Lo que denunciaba el obispo calagurritano, Fidel García Martínez, era que, con el sistema existente, no solo el nombramiento de la mayor parte de los principales puestos de las diócesis había venido a caer en manos de una autoridad extraña a la Iglesia, como era el ministerio de Gracia y Justicia, sino que además gozaba en ello de una libertad que no tenía para los nombramientos de funcionarios civiles de su departamento, lo cual conducía a que no siempre se designaran los más dignos o capaces; el obispo denunciaba además las corruptelas existentes; los ascensos de personas medianas, mediocres e ineptas; los servicios políticos pagados con beneficios eclesiásticos; los nombramientos debidos a la influencia de caciques o de partidos políticos, todo ello concretado en cuatro daños producidos: primero, para el gobierno de las diócesis, pues los cabildos así formados no merecían la confianza de los prelados; para los cabildos, la admisión de personas incapaces y el cese de estímulos para los que verdaderamente lo merecían; para el clero diocesano, la desilusión y el escándalo; para el pueblo fiel, la esterilidad del ministerio sacerdotal. Como remedio radical proponía que la Iglesia pudiera recuperar su libertad, en conformidad con el propio derecho vigente, como aparecía en el canon 403 o, al menos, acercándose lo más posible; a su juicio, podría la Corona reservarse, como recuerdo histórico y honorífico, una dignidad o canonjía en cada cabildo, o al menos, no pudiendo conseguirse otra cosa, que nombrara siempre en terna propuesta por el obispo.

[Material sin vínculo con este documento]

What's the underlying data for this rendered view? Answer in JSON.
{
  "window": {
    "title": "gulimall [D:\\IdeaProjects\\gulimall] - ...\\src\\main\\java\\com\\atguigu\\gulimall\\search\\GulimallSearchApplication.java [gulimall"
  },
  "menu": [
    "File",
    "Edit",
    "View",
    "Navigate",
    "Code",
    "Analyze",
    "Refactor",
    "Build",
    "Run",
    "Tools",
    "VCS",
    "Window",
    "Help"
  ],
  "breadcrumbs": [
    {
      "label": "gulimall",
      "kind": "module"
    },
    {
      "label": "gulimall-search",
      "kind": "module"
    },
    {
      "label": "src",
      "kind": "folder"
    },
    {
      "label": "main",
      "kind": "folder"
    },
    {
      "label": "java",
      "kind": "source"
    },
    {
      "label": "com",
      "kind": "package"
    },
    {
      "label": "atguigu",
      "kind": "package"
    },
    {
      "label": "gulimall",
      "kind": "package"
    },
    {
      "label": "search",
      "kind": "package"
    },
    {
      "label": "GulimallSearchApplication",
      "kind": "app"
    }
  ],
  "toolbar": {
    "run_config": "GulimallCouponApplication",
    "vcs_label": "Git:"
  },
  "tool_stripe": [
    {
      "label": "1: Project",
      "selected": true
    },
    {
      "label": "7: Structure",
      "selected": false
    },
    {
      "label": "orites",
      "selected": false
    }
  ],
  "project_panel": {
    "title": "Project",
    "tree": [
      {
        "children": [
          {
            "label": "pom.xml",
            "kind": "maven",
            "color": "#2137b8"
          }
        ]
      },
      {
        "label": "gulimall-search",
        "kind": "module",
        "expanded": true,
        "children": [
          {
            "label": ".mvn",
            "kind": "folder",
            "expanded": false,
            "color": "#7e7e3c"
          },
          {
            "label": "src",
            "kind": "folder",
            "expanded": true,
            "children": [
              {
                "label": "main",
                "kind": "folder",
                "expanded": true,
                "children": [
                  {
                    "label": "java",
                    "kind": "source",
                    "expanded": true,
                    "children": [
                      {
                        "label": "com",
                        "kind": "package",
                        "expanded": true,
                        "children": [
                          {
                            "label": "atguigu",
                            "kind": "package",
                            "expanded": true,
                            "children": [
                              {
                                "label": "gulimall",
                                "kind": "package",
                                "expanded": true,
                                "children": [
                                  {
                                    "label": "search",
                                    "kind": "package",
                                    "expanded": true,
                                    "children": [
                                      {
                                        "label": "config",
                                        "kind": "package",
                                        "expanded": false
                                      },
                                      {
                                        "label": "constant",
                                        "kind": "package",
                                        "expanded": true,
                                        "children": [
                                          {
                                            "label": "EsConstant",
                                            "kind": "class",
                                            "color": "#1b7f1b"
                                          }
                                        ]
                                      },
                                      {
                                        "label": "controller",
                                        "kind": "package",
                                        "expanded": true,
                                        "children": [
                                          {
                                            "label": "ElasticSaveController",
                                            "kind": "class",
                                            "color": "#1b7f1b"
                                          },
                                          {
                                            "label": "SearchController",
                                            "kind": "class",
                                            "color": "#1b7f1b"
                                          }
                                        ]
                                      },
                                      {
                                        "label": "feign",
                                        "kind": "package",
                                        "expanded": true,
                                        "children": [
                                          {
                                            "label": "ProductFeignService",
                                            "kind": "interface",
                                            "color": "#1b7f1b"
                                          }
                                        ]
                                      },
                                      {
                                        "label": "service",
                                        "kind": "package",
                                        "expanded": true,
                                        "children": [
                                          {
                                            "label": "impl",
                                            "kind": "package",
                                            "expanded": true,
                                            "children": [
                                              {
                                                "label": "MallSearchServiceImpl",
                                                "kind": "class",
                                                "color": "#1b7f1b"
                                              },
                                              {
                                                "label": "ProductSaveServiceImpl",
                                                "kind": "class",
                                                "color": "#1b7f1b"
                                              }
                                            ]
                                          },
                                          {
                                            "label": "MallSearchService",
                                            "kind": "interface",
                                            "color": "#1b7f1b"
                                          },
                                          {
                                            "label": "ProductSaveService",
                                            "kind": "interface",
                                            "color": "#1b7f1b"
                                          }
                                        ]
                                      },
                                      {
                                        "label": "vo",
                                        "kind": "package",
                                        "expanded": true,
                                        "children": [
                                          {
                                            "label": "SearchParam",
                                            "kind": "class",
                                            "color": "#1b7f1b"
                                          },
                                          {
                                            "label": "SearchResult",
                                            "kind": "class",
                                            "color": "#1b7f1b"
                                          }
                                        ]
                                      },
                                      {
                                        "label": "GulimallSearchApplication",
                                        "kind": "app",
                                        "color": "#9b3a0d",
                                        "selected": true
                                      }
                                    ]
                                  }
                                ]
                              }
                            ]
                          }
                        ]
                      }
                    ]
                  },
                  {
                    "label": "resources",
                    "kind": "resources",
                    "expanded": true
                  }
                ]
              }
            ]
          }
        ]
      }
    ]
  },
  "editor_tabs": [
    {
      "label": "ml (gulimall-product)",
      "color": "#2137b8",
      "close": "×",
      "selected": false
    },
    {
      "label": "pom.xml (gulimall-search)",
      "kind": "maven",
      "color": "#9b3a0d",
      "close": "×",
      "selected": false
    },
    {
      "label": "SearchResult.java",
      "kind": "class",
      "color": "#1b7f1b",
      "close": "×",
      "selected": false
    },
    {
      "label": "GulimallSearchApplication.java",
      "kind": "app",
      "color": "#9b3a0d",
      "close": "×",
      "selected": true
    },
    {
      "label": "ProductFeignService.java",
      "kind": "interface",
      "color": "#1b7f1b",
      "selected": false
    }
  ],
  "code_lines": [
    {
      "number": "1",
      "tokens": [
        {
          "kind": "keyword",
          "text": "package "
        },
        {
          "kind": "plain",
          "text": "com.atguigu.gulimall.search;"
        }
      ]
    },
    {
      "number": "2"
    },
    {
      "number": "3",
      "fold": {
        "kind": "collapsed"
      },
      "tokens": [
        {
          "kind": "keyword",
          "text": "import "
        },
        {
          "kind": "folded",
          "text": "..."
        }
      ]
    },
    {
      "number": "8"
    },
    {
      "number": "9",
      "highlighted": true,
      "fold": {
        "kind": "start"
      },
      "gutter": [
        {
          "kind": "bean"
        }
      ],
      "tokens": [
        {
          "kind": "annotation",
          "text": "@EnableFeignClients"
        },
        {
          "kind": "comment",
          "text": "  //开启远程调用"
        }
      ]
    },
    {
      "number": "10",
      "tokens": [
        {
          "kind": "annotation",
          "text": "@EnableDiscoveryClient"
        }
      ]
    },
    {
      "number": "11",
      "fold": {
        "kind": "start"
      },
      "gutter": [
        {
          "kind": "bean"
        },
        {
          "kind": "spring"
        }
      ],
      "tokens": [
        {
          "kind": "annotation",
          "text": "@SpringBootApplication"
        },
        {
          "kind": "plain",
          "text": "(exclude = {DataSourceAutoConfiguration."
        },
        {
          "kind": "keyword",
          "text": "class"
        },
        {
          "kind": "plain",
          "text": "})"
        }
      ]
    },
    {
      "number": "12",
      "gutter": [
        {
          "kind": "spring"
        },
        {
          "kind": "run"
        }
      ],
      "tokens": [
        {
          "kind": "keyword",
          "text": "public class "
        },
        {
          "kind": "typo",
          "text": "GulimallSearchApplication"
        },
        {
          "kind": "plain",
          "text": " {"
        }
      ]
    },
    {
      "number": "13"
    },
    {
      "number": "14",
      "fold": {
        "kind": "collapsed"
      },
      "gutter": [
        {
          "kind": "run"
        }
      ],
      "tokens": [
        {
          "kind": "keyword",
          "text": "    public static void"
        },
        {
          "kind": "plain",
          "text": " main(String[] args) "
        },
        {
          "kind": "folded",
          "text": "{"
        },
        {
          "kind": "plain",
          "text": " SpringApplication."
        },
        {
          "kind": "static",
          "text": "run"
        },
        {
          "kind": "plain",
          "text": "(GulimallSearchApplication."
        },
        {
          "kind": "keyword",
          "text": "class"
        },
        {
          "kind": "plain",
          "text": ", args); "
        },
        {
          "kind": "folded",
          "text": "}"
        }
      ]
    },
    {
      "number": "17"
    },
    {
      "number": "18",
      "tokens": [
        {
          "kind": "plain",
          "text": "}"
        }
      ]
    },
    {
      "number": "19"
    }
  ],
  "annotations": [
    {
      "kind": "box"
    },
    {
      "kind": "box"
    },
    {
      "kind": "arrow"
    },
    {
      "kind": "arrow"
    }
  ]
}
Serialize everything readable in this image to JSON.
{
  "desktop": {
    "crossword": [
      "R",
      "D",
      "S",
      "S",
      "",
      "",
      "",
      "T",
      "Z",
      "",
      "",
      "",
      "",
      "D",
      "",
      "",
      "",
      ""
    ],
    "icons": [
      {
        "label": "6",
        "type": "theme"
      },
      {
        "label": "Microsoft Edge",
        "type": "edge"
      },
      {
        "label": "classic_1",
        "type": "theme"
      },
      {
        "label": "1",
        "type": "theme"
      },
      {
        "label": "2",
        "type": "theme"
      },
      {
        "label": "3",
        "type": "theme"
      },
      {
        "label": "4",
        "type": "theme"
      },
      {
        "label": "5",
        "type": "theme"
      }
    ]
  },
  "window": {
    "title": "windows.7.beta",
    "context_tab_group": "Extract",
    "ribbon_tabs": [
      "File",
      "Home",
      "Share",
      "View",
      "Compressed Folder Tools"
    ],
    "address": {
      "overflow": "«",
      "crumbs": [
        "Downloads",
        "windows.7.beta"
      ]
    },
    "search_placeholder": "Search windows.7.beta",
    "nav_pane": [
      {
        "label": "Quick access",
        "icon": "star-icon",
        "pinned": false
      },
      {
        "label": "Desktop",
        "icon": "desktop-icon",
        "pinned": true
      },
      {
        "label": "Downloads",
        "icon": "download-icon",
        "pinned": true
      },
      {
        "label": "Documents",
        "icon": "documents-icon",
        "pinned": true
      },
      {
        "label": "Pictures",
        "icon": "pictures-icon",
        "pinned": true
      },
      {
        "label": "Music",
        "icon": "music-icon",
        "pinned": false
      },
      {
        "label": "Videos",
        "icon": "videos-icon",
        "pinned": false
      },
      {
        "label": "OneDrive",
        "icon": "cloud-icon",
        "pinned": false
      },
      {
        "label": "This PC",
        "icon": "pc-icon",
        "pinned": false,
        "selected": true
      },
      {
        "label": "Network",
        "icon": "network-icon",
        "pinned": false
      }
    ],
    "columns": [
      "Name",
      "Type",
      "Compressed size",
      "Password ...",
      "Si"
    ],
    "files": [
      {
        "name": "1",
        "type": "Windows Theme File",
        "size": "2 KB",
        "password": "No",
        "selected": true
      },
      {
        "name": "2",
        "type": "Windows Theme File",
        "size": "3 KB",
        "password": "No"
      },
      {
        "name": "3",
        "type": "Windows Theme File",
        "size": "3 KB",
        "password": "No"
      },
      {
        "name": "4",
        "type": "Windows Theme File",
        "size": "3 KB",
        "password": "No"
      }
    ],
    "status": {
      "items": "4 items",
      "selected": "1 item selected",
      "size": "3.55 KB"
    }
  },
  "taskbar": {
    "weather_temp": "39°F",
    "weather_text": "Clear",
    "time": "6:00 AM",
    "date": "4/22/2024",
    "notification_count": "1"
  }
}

La solución que finalmente se impuso fue la de la creación de una Junta eclesiástica que, delegada por el rey, propusiera a éste, como patrono de las iglesias de España, las personas que debían ocupar las prebendas y beneficios vacantes; Alfonso XIII firmaba el real decreto el 10 de marzo de 1924. El nombre oficial era el de Junta Delegada del Real Patronato, y estaba compuesta por el arzobispo de Toledo, como presidente nato; un arzobispo y dos obispos titulares; un prebendado dignidad; un canónigo y un beneficiado, pertenecientes estos tres últimos al cabildo de cualquier catedral o colegiata del reino. La Junta designaría a uno de los vocales para la función de secretario. Los obispos españoles elegirían a los prelados que fueran vocales en la forma que ellos consideraran mejor, pero el resto se haría por voto corporativo de cada catedral o colegiata, computándose en cada una de ellas un voto por clase de aquellas a las que fueran a pertenecer los elegidos, remitiéndose las actas de elección al arzobispo de Toledo, quien procedería al escrutinio, ayudado por un capitular y un beneficiado de la catedral primada, comunicándose el resultado al ministerio de Gracia y Justicia, para que procediera al nombramiento; la Junta, excepto su presidente, se renovaría cada dos años. Para la elevación de presbíteros al episcopado, los obispos pertenecientes a la Junta debían hacer en el mes de enero de cada año una clasificación de un número aproximado al de posibles vacantes, señalando sus méritos y condiciones, y con carácter reservado, entregar la lista al ministerio de Gracia y Justicia, para que lo tuviera en cuenta para las propuestas al rey; la promoción a los arzobispados, así como los destinos de todos los prelados sería a propuesta del Gobierno. Cuando un beneficio o prebenda quedara vacante, se comunicaría al presidente de la Junta para que se anunciara la vacante en los boletines oficiales de todas las diócesis y pudieran los aspirantes acudir ante la Junta. Esta elevaría al rey, por medio del ministerio de Gracia y Justicia, la relación nominal, con la indicación de los méritos de quienes considerara con la virtud y capacidad necesarias para ocupar la vacante que se tratara de proveer, así como otros nombres que aunque no hubieran solicitado la vacante, constasen sus merecimientos; asimismo la Junta informaría al ministerio de las exclusiones acordadas.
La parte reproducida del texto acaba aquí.